CUMBERLAND — A Park Street storefront that's more than a century old will soon find a new home in the city's downtown.
The 124-year-old storefront of the former Malamphy's Saloon and Bottling Works at 508 Park St. will be removed and used as a facade for a Centre Street parklet.
News of the plan was disclosed Thursday during the January meeting of the Downtown Development Commission.
"It's an exciting project," said Cumberland Mayor Brian Grim. "It's a great way to reuse a piece of local history in a creative way."
City officials have secured a $25,000 grant from Maryland's Community Legacy Fund to detach the building storefront and transport it for installation as a facade for the parklet between Ristorante Ottiviani and The Book Center on Centre Street. Carl Belt Inc. has been contracted to carry out the work, which is expected to begin this week.
The plan has also been approved by the city's Historic Preservation Commission.
According to records, the Malamphy family had the structure built in 1894. Michael and Wilhelmina Malamphy ran the saloon, which also had a bottling works operation behind it where the former Miller's Gym was located.

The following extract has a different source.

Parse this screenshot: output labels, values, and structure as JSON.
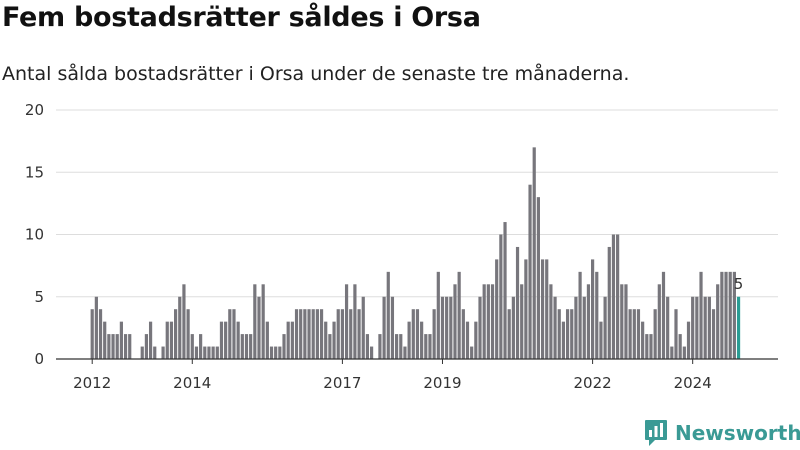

The removal of the storefront will be part of the overall demolition of the former saloon and bottling works. The structures are being razed as part of the Maryland Avenue Redevelopment Project, which is clearing a portion of the Rolling Mill neighborhood for commercial development.
City planner Kathy McKenney saw the opportunity while driving to work each day past the Malamphy storefront.
"I live near there," she said. "The pieces came together. It's a beautiful storefront. It seemed it would be a possible fit elsewhere. The storefront is from a period of historical significance to the downtown."
McKenney said the structure is the original 15-by-13-foot wooden storefront with the door frame, cornices and divided glass panels.
"We felt it could be salvaged and brought to another location," she said.
Malamphy's Saloon was a popular stop for B&O Railroad workers during its heyday. Apartments were available upstairs and were often rented by railroaders.
Michael Malamphy died in 1934. The saloon remained in the Malamphy family's hands until the 1940s and '50s when it began to be sold off.
In later years, the location was also the site of Cec's Corner Cafe.
"They will cut that (storefront) out and take it to Centre Street," Grim said. "They will recreate it on Centre Street. It will be just the facade."
McKenney said the parklet will remain a public place with the storefront door removed to allow visitors to walk through.
"It will be reinstalled to fit the opening there," said McKenney. "They will build a structural wall with studs and headers. It's a hard concrete base product. It will have support."
The parklet is normally leased during the summer months by Ristorante Ottiviani to provide outdoor dining.
"It is helping to return the streetscape at Centre Street," said McKenney. "Instead of an open space like it currently is, it retains the streetscape by having the benefit of architectural salvage. It is yet another way to recycle and retain history for the downtown."